The following are some of the common violations our exam teams in each industry found during examinations in the last quarter:
- MSB Programs
- Mortgage Originations – Mortgage Broker
- Mortgage Originations – Consumer Loan
- Mortgage Servicing
- Escrow Agent
Changes – Remember to make timely updates to material business changes in the NMLS. You must do so within 30 days. See WAC 208-690-110, and for changes of control see WAC 208-690-115.
Permissible Investment (PI) and Transmission Liability Reporting and Coverage – You must prepare and maintain monthly PI reports in order to demonstrate adequate PI as required under RCW 19.230.200 and RCW 19.230.210. Note, the Department provides model PI and Average Daily Transmission Liability (ADTL) forms for your use on the agency’s website.
Money Transmission Volume Reporting – You must ensure that all licensed money transmission activity volumes are accurately reported annually within the Annual Assessment Report AND quarterly through the NMLS call reports. Accurate volume is necessary to determine financial requirements for surety bond amounts, tangible net worth, and PI and ADTL. Reported volumes will be reviewed and compared between Annual Assessments, the NMLS, and examination documentation for accuracy and consistency. Inaccurate volume reporting could lead to violations of multiple statutes, including, but not limited to: RCW 19.230.050, RCW 19.230.060, 19.230.110, RCW 19.230.152, and RCW 19.230.200.
Mortgage Originations – Mortgage Broker
The most common violations over the last quarter are:
- Failure to file accurate MCRs
- Failure to develop and implement an adequate Anti-Money Laundering program
- Failure to develop a compliant business resumption plan
The first two are common and have been for years. As a matter of reason, MCR applications in process at the end of the prior quarter must equal applications in process at the beginning of the current quarter. Many times the reported count and principal balance do not match from the end of one quarter to the beginning of the next. Though examiners are seeing better AML programs, actually tailored for a mortgage broker business rather than a money services business, we continue to see lax implementation around the training and independent testing requirements. If the program says there is yearly staff training and independent testing, examiners will ask for the records.
The common defect in business resumption plans is many do not address possible business disruptions, such as natural disasters (earthquake, volcanic eruption, flood). Brokers should brainstorm various scenarios that could disrupt the business and decide how they will react in that situation. For instance, how would business continue if local internet and/or cell service is out for an extended period? The Department understands companies cannot foresee all possible scenarios or have a solution for every possible disaster. However, many companies say their information is in the cloud, so business is protected from disruption. That is not necessarily true; business resumption plans should be detailed and comprehensive.
Mortgage Originations – Consumer Loans
Surety Bonds – The amount of the surety bond licensees are required to hold is based on the volume of activity from the prior year. Licensees must review and update surety bond amounts based on previous year volume by March 1 of each year. See WAC 208-620-320.

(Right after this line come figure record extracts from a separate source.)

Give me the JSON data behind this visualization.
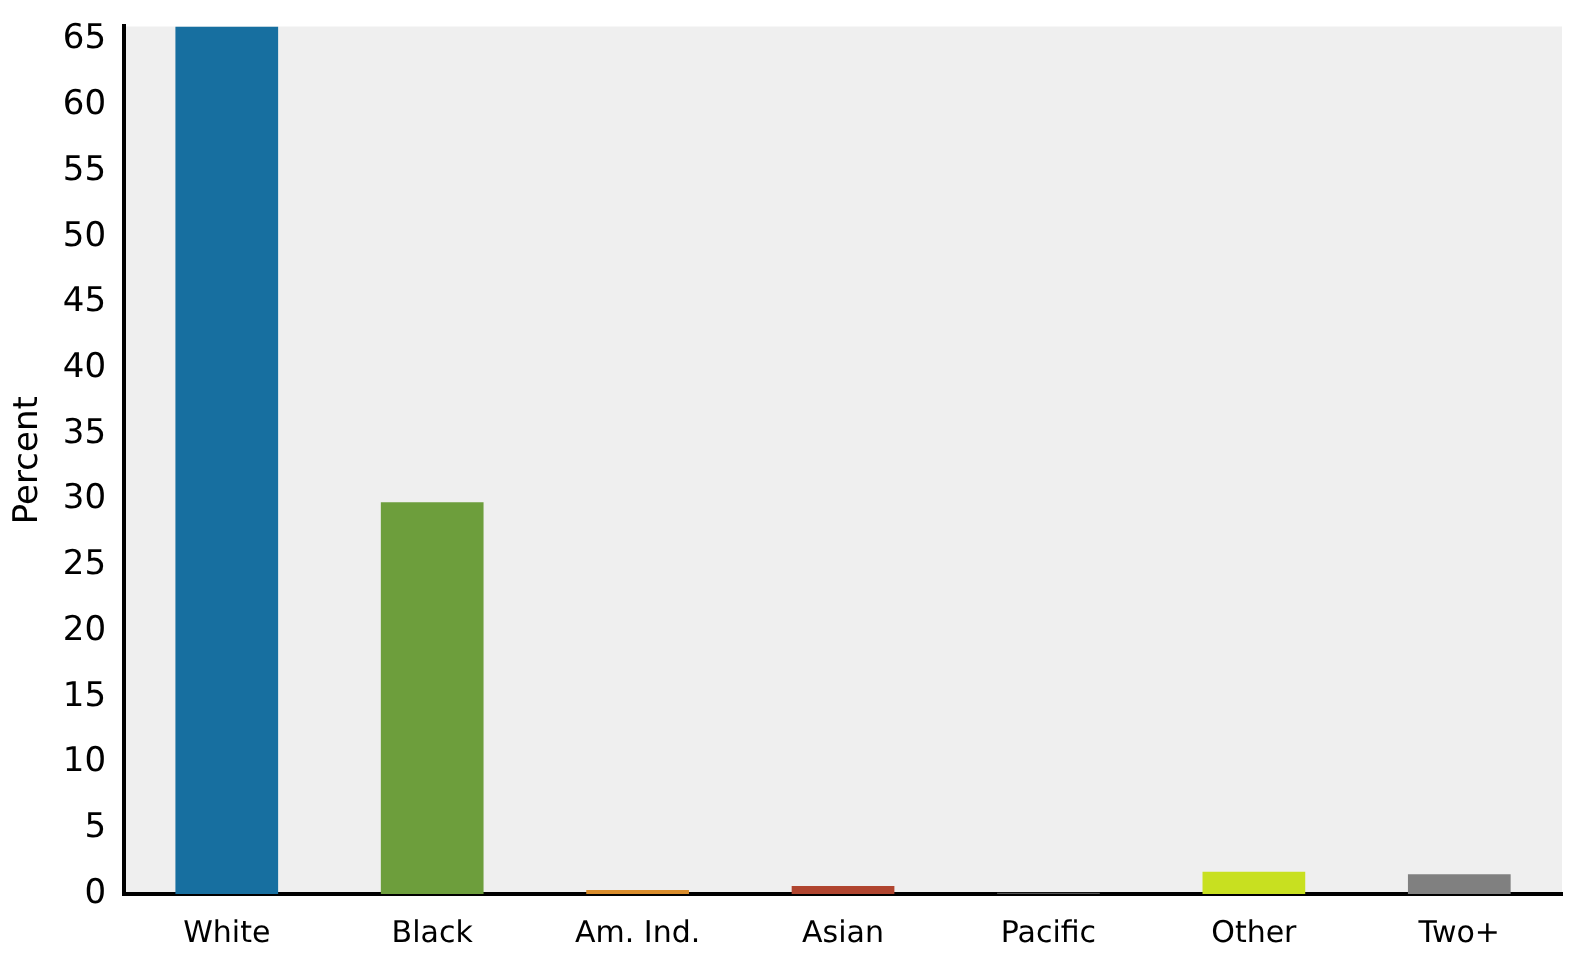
{
  "chart_data": {
    "type": "bar",
    "ylabel": "Percent",
    "categories": [
      "White",
      "Black",
      "Am. Ind.",
      "Asian",
      "Pacific",
      "Other",
      "Two+"
    ],
    "values": [
      66,
      29.8,
      0.3,
      0.6,
      0.1,
      1.7,
      1.5
    ],
    "colors": [
      "#176fa0",
      "#6d9e3c",
      "#d98c2b",
      "#b0452f",
      "#555555",
      "#c8e020",
      "#808080"
    ],
    "ylim": [
      0,
      66
    ],
    "yticks": [
      0,
      5,
      10,
      15,
      20,
      25,
      30,
      35,
      40,
      45,
      50,
      55,
      60,
      65
    ],
    "grid": false,
    "legend": false
  }
}
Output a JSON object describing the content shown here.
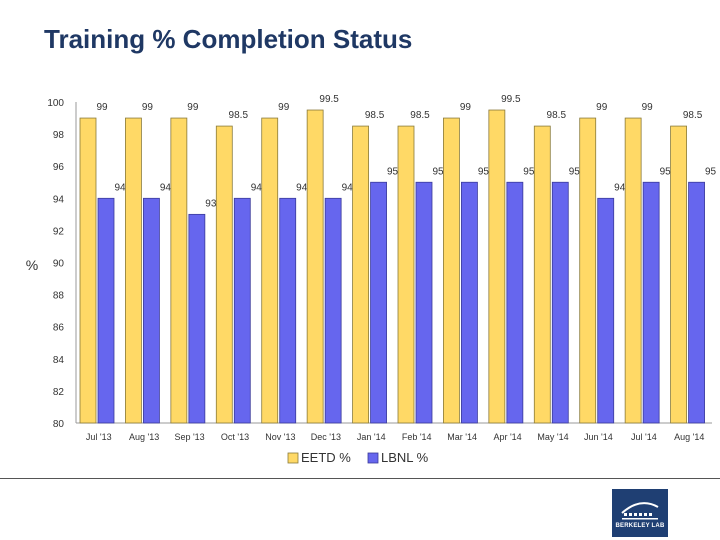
{
  "title": "Training % Completion Status",
  "logo_text": "BERKELEY LAB",
  "chart_data": {
    "type": "bar",
    "categories": [
      "Jul '13",
      "Aug '13",
      "Sep '13",
      "Oct '13",
      "Nov '13",
      "Dec '13",
      "Jan '14",
      "Feb '14",
      "Mar '14",
      "Apr '14",
      "May '14",
      "Jun '14",
      "Jul '14",
      "Aug '14"
    ],
    "series": [
      {
        "name": "EETD %",
        "color": "#ffd966",
        "stroke": "#8a7a3a",
        "values": [
          99,
          99,
          99,
          98.5,
          99,
          99.5,
          98.5,
          98.5,
          99,
          99.5,
          98.5,
          99,
          99,
          98.5
        ]
      },
      {
        "name": "LBNL %",
        "color": "#6666ee",
        "stroke": "#3a3a9a",
        "values": [
          94,
          94,
          93,
          94,
          94,
          94,
          95,
          95,
          95,
          95,
          95,
          94,
          95,
          95
        ]
      }
    ],
    "ylabel": "%",
    "ylim": [
      80,
      100
    ],
    "yticks": [
      80,
      82,
      84,
      86,
      88,
      90,
      92,
      94,
      96,
      98,
      100
    ],
    "legend_position": "bottom",
    "grid": false
  }
}
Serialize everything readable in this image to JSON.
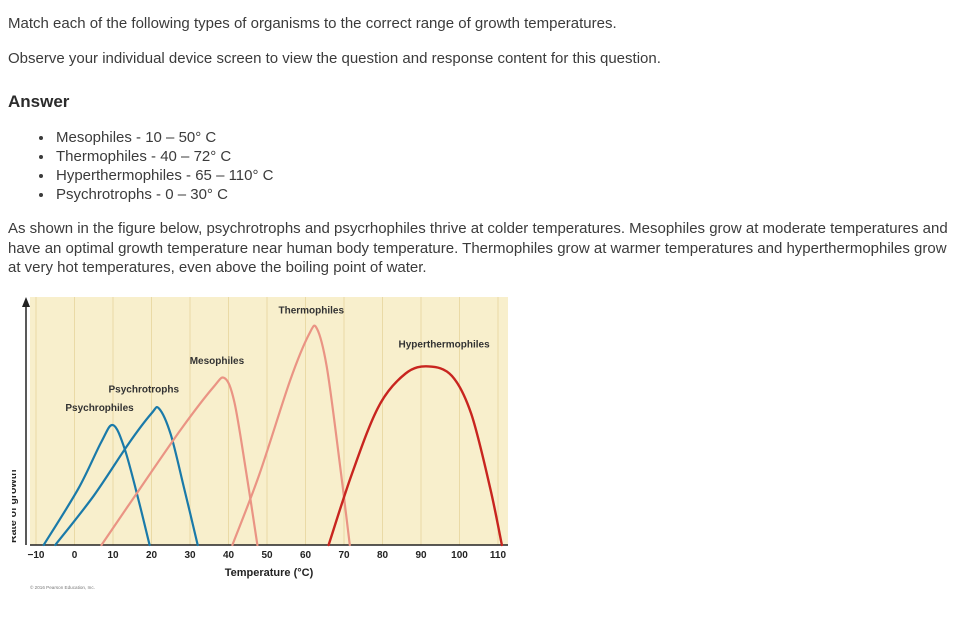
{
  "question": {
    "prompt": "Match each of the following types of organisms to the correct range of growth temperatures.",
    "note": "Observe your individual device screen to view the question and response content for this question."
  },
  "answer": {
    "heading": "Answer",
    "items": [
      "Mesophiles  - 10 – 50° C",
      "Thermophiles - 40 – 72°  C",
      "Hyperthermophiles - 65 – 110° C",
      "Psychrotrophs - 0 – 30° C"
    ],
    "explanation": "As shown in the figure below, psychrotrophs and psycrhophiles thrive at colder temperatures. Mesophiles grow at moderate temperatures and have an optimal growth temperature near human body temperature. Thermophiles grow at warmer temperatures and hyperthermophiles grow at very hot temperatures, even above the boiling point of water."
  },
  "chart_data": {
    "type": "line",
    "title": "",
    "xlabel": "Temperature (°C)",
    "ylabel": "Rate of growth",
    "xlim": [
      -10,
      110
    ],
    "ylim": [
      0,
      1
    ],
    "x_ticks": [
      -10,
      0,
      10,
      20,
      30,
      40,
      50,
      60,
      70,
      80,
      90,
      100,
      110
    ],
    "grid": true,
    "legend_position": "inline-labels",
    "plot_background": "#f8efcc",
    "grid_color": "#eadaa6",
    "axis_color": "#222222",
    "label_color": "#333333",
    "credit": "© 2016 Pearson Education, Inc.",
    "series": [
      {
        "name": "Psychrophiles",
        "color": "#1a7aa9",
        "stroke_width": 2.2,
        "optimum_temp": 10,
        "points": [
          [
            -8,
            0
          ],
          [
            1,
            0.24
          ],
          [
            7,
            0.44
          ],
          [
            10,
            0.51
          ],
          [
            13,
            0.41
          ],
          [
            16.5,
            0.2
          ],
          [
            19.5,
            0
          ]
        ],
        "label_pos": [
          6.5,
          0.57
        ]
      },
      {
        "name": "Psychrotrophs",
        "color": "#1a7aa9",
        "stroke_width": 2.2,
        "optimum_temp": 22,
        "points": [
          [
            -5,
            0
          ],
          [
            5,
            0.21
          ],
          [
            14,
            0.43
          ],
          [
            20,
            0.56
          ],
          [
            22,
            0.58
          ],
          [
            25,
            0.47
          ],
          [
            28.5,
            0.24
          ],
          [
            32,
            0
          ]
        ],
        "label_pos": [
          18,
          0.65
        ]
      },
      {
        "name": "Mesophiles",
        "color": "#ea9484",
        "stroke_width": 2.2,
        "optimum_temp": 39,
        "points": [
          [
            7,
            0
          ],
          [
            17,
            0.24
          ],
          [
            28,
            0.5
          ],
          [
            36,
            0.67
          ],
          [
            39,
            0.71
          ],
          [
            41.5,
            0.61
          ],
          [
            44.5,
            0.32
          ],
          [
            47.5,
            0
          ]
        ],
        "label_pos": [
          37,
          0.77
        ]
      },
      {
        "name": "Thermophiles",
        "color": "#ea9484",
        "stroke_width": 2.2,
        "optimum_temp": 63,
        "points": [
          [
            41,
            0
          ],
          [
            48,
            0.3
          ],
          [
            56,
            0.7
          ],
          [
            61,
            0.9
          ],
          [
            63,
            0.92
          ],
          [
            65.5,
            0.76
          ],
          [
            68.5,
            0.4
          ],
          [
            71.5,
            0
          ]
        ],
        "label_pos": [
          61.5,
          0.985
        ]
      },
      {
        "name": "Hyperthermophiles",
        "color": "#c8251f",
        "stroke_width": 2.4,
        "optimum_temp": 93,
        "points": [
          [
            66,
            0
          ],
          [
            72,
            0.3
          ],
          [
            79,
            0.59
          ],
          [
            86,
            0.73
          ],
          [
            92,
            0.76
          ],
          [
            98,
            0.72
          ],
          [
            103,
            0.56
          ],
          [
            108,
            0.24
          ],
          [
            111,
            0
          ]
        ],
        "label_pos": [
          96,
          0.84
        ]
      }
    ]
  }
}
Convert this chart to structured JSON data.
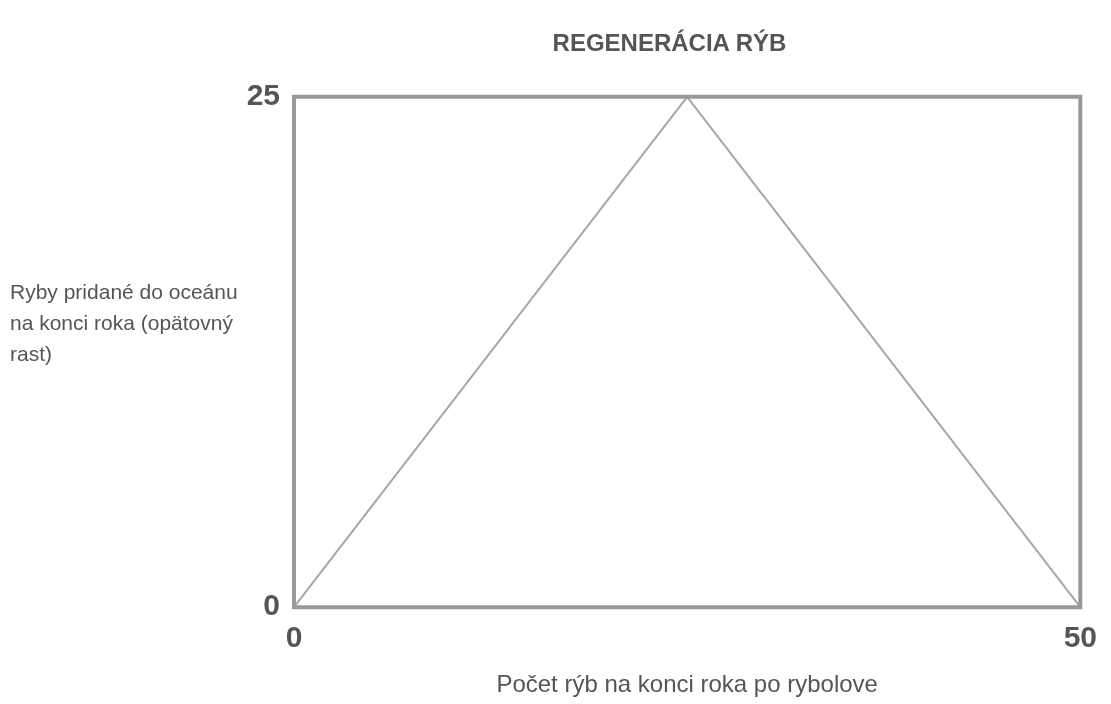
{
  "chart_data": {
    "type": "line",
    "title": "REGENERÁCIA RÝB",
    "xlabel": "Počet rýb na konci roka po rybolove",
    "ylabel": "Ryby pridané do oceánu na konci roka (opätovný rast)",
    "x": [
      0,
      25,
      50
    ],
    "series": [
      {
        "color": "#a6a6a6",
        "values": [
          0,
          25,
          0
        ]
      }
    ],
    "xlim": [
      0,
      50
    ],
    "ylim": [
      0,
      25
    ],
    "xticks": [
      0,
      50
    ],
    "yticks": [
      0,
      25
    ],
    "legend": false,
    "marker": "none",
    "line_style": "solid"
  }
}
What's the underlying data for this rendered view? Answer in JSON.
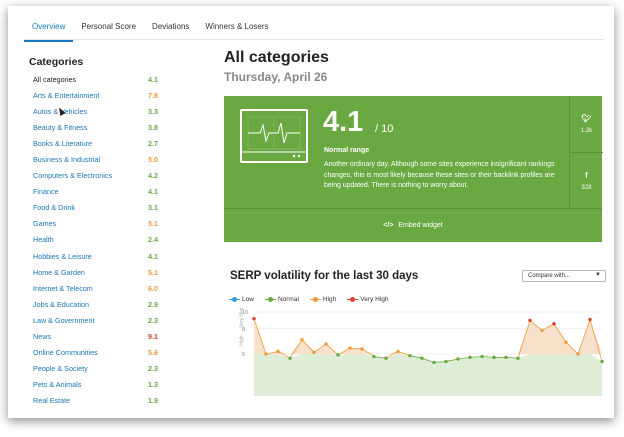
{
  "tabs": [
    "Overview",
    "Personal Score",
    "Deviations",
    "Winners & Losers"
  ],
  "sidebar": {
    "heading": "Categories",
    "items": [
      {
        "name": "All categories",
        "score": "4.1",
        "color": "#6aa842"
      },
      {
        "name": "Arts & Entertainment",
        "score": "7.8",
        "color": "#ef9a3a"
      },
      {
        "name": "Autos & Vehicles",
        "score": "3.3",
        "color": "#6aa842"
      },
      {
        "name": "Beauty & Fitness",
        "score": "3.8",
        "color": "#6aa842"
      },
      {
        "name": "Books & Literature",
        "score": "2.7",
        "color": "#6aa842"
      },
      {
        "name": "Business & Industrial",
        "score": "5.0",
        "color": "#ef9a3a"
      },
      {
        "name": "Computers & Electronics",
        "score": "4.2",
        "color": "#6aa842"
      },
      {
        "name": "Finance",
        "score": "4.1",
        "color": "#6aa842"
      },
      {
        "name": "Food & Drink",
        "score": "3.1",
        "color": "#6aa842"
      },
      {
        "name": "Games",
        "score": "5.1",
        "color": "#ef9a3a"
      },
      {
        "name": "Health",
        "score": "2.4",
        "color": "#6aa842"
      },
      {
        "name": "Hobbies & Leisure",
        "score": "4.1",
        "color": "#6aa842"
      },
      {
        "name": "Home & Garden",
        "score": "5.1",
        "color": "#ef9a3a"
      },
      {
        "name": "Internet & Telecom",
        "score": "6.0",
        "color": "#ef9a3a"
      },
      {
        "name": "Jobs & Education",
        "score": "2.9",
        "color": "#6aa842"
      },
      {
        "name": "Law & Government",
        "score": "2.3",
        "color": "#6aa842"
      },
      {
        "name": "News",
        "score": "9.1",
        "color": "#d9412b"
      },
      {
        "name": "Online Communities",
        "score": "5.6",
        "color": "#ef9a3a"
      },
      {
        "name": "People & Society",
        "score": "2.3",
        "color": "#6aa842"
      },
      {
        "name": "Pets & Animals",
        "score": "1.3",
        "color": "#6aa842"
      },
      {
        "name": "Real Estate",
        "score": "1.9",
        "color": "#6aa842"
      }
    ]
  },
  "main": {
    "title": "All categories",
    "date": "Thursday, April 26",
    "score": "4.1",
    "score_max": "/ 10",
    "range_label": "Normal range",
    "description": "Another ordinary day. Although some sites experience insignificant rankings changes, this is most likely because these sites or their backlink profiles are being updated. There is nothing to worry about.",
    "twitter_count": "1.2k",
    "facebook_count": "328",
    "embed_code": "</>",
    "embed_label": "Embed widget",
    "card_color": "#6aa842"
  },
  "volatility": {
    "title": "SERP volatility for the last 30 days",
    "compare_placeholder": "Compare with...",
    "legend": [
      {
        "name": "Low",
        "color": "#3a9ad9"
      },
      {
        "name": "Normal",
        "color": "#6aa842"
      },
      {
        "name": "High",
        "color": "#ef9a3a"
      },
      {
        "name": "Very High",
        "color": "#d9412b"
      }
    ],
    "axis_labels": [
      "Very High",
      "High"
    ],
    "tick_labels": [
      "10",
      "8",
      "5"
    ]
  },
  "chart_data": {
    "type": "area",
    "ylim": [
      0,
      10
    ],
    "y_ticks": [
      10,
      8,
      5
    ],
    "values": [
      9.2,
      5.0,
      5.3,
      4.5,
      6.7,
      5.2,
      6.2,
      4.9,
      5.7,
      5.6,
      4.7,
      4.5,
      5.3,
      4.8,
      4.5,
      4.0,
      4.1,
      4.4,
      4.6,
      4.7,
      4.6,
      4.6,
      4.5,
      9.0,
      7.8,
      8.6,
      6.4,
      5.0,
      9.1,
      4.1
    ],
    "legend_position": "top-left",
    "grid": true
  }
}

Supervisory Plans – This continues to be one of the most common examination findings. WAC 208-620-301(6) requires that licensed managers prepare and maintain written supervisory plans for the employees they supervise. Plans must include the number of employees supervised, their physical locations, how the supervisor will adequately supervise employees not in the same location as the supervisor, and the type and volume of work performed by the supervised employees. The Department publishes a model supervisory plan template that can be found at Consumer Loan Companies Forms.
Mortgage Loan Servicing
The most common residential mortgage loan servicing violations over the last quarter are:
- Failed to file accurate Consolidated Annual Reports
- Failed to properly maintain escrow accounts
- Failed to provide accurate and complete escrow analyses
Examiners continue to find annual reporting as of December 31 of the subject year whereas the instructions ask for all servicing accounts during the year, including loans paid off or transferred out during the year. Another error is misreporting loans subserviced by servicers licensed under the Consumer Loan Act or not licensed under the Act. Depository servicers are not licensed under the Consumer Loan Act, while non-depository servicers are licensed under the Act.
Escrow account errors involve paying taxes or insurance late and not canceling forced placed insurance as of the date a borrower obtains homeowners insurance. Inaccurate escrow analyses usually do not include all the months in an escrow account computation year.
Overall, escrow agents’ compliance remains strong. Common violations usually involve failure to perform duties expeditiously, such as not refunding property tax overpayments in a timely manner. The Department also cited overdrawn escrow accounts when insufficient recording fees were collected. Agents must deposit sufficient funds in to the trust account before disbursing fees.